Would it be fair to say that the essential concept here is that the notation:

Let $a$ be the object such that $P(a)$

Lemma: $a$ is well-defined.

Proof: $\cdots \vdash (\exists x: P(x)) \land (\forall y: (P(y) \implies y = x))$

is just another way of saying:

Lemma: There exists a unique object $x$ such that $P(x)$

Proof: $\cdots \vdash (\exists x: P(x)) \land (\forall y: (P(y) \implies y = x))$

Let $a$ be the object such that $P(a)$. (where we presumably do something with uniqueness to allow $a$ to break free from the existential instantiation).

-- Dfeuer (talk) 19:18, 12 March 2013 (UTC)

Not really.

It is a specific statement about mappings and operations on equivalence classes.

What "well-defined" means is: for all elements of a given set, performing operation $f$ on those elements always results in the same result. "$f$ is well-defined on $S$" means: $\exists y: \forall x \in S: f \left({x}\right) = y$.

In the context within which it is used, $S$ is usually an equivalence class; in its rawest form, that equivalence class is that induced by the mapping. --prime mover (talk) 19:47, 12 March 2013 (UTC)
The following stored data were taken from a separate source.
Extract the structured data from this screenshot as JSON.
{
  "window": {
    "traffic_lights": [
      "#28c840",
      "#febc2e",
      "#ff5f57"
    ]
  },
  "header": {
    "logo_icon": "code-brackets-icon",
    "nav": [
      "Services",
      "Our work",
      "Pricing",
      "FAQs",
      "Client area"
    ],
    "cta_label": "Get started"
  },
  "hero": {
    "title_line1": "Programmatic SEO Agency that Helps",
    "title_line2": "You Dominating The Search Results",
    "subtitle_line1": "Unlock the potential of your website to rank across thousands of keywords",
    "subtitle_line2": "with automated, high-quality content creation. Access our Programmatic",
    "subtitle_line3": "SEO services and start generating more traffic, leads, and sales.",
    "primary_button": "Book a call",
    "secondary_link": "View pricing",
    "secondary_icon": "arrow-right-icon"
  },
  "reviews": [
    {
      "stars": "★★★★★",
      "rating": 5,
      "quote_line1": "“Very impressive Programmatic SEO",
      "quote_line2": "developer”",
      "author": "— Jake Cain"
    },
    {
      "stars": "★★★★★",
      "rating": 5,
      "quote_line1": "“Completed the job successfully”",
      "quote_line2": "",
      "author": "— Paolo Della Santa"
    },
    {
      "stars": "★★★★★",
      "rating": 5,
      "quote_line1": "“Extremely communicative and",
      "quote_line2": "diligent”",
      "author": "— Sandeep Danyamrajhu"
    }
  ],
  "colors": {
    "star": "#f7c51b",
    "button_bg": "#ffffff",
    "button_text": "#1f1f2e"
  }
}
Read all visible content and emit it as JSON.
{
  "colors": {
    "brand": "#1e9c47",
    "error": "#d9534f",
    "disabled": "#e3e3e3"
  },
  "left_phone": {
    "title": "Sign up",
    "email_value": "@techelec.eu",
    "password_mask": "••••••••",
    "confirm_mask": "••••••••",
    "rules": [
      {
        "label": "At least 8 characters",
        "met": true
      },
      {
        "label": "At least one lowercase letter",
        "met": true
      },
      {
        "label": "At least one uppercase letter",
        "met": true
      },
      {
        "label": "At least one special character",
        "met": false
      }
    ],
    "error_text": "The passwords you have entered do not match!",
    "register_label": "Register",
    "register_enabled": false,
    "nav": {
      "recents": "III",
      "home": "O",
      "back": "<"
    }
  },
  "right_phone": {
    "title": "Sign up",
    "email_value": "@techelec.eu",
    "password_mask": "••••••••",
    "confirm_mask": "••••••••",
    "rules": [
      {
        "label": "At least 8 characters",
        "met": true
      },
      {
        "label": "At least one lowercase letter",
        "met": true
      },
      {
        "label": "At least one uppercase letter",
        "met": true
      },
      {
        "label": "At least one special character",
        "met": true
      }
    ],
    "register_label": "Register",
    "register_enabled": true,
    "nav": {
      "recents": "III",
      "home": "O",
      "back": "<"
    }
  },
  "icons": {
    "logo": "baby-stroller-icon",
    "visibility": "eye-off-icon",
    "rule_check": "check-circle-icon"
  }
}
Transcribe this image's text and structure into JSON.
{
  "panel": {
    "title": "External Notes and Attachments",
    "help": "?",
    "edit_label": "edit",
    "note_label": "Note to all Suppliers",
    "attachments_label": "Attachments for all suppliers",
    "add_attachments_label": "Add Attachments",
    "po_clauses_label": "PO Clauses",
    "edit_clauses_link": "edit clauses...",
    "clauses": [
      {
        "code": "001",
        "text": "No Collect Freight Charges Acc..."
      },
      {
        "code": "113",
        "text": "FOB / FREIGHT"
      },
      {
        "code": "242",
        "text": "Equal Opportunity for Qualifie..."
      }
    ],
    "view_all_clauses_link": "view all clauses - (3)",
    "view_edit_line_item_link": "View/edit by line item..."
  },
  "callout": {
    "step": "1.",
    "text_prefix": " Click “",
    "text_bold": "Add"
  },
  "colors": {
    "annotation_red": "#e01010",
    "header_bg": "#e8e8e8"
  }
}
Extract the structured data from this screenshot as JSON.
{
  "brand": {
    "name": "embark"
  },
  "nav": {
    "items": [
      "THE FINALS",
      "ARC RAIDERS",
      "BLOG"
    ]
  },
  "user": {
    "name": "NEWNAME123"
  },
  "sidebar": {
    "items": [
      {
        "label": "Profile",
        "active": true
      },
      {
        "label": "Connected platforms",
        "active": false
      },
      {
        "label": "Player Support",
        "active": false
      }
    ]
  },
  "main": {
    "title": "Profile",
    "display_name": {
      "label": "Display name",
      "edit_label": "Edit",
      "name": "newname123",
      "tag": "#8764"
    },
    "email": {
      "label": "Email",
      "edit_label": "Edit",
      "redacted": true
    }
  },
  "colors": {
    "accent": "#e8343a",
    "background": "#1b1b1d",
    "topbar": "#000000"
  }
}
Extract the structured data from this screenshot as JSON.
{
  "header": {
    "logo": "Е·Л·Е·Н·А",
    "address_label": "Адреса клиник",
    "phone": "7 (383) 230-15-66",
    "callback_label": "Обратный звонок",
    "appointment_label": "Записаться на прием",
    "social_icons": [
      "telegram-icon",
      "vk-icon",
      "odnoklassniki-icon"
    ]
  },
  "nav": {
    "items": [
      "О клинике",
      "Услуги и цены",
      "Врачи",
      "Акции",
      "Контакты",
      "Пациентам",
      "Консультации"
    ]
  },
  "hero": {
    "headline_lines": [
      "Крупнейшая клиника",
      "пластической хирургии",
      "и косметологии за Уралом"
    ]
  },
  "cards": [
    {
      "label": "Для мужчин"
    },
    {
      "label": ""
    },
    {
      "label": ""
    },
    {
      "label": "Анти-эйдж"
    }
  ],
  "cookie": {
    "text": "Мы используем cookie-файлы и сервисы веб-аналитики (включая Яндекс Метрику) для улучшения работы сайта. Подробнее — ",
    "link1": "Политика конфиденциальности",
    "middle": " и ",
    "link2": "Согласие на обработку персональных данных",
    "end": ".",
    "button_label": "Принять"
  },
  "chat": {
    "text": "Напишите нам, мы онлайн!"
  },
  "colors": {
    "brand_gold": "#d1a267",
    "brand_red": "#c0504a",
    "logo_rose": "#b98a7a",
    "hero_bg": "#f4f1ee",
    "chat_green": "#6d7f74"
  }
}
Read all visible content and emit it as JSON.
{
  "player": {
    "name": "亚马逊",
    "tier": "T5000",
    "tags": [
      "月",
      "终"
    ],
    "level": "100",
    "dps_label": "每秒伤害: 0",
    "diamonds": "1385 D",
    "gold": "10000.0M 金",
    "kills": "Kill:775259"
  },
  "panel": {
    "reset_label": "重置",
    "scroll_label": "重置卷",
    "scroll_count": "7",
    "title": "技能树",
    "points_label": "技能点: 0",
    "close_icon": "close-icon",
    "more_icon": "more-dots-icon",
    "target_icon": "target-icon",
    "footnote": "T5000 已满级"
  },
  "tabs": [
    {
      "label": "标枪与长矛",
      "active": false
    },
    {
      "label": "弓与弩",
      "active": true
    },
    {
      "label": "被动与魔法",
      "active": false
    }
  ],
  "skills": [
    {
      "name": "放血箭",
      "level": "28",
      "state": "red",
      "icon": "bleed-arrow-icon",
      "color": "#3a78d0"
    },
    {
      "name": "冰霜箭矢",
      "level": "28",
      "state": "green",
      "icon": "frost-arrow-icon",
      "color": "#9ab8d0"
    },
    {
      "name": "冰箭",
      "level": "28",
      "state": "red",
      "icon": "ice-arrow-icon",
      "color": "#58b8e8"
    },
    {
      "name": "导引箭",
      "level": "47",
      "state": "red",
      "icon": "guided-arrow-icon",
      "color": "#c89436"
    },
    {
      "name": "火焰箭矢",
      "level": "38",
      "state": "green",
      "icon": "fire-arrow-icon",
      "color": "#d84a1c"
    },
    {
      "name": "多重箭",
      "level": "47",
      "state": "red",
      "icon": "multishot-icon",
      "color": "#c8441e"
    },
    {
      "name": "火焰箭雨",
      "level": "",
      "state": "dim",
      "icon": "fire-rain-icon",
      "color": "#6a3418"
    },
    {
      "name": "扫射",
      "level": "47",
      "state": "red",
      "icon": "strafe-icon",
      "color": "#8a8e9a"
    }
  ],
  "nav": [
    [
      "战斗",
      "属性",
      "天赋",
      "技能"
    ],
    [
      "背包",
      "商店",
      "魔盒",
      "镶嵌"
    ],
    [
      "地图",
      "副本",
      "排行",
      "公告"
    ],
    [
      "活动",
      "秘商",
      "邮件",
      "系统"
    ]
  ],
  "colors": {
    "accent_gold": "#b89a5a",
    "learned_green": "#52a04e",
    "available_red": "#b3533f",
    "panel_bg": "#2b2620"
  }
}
More adequate would be, in the usual case of an equivalence relation $\sim$ with quotient map $q: S \to S / \sim$, to say that a proof of well-definedness is a proof that a map $f: S \to T$ factors through $q$, i.e. there is $\tilde f: S / \sim \to T$ such that $f = \tilde f \circ q$. It is usual to define $\tilde f$ in terms of $f$ because of conceptual simplicity. — Lord_Farin (talk) 21:53, 12 March 2013 (UTC)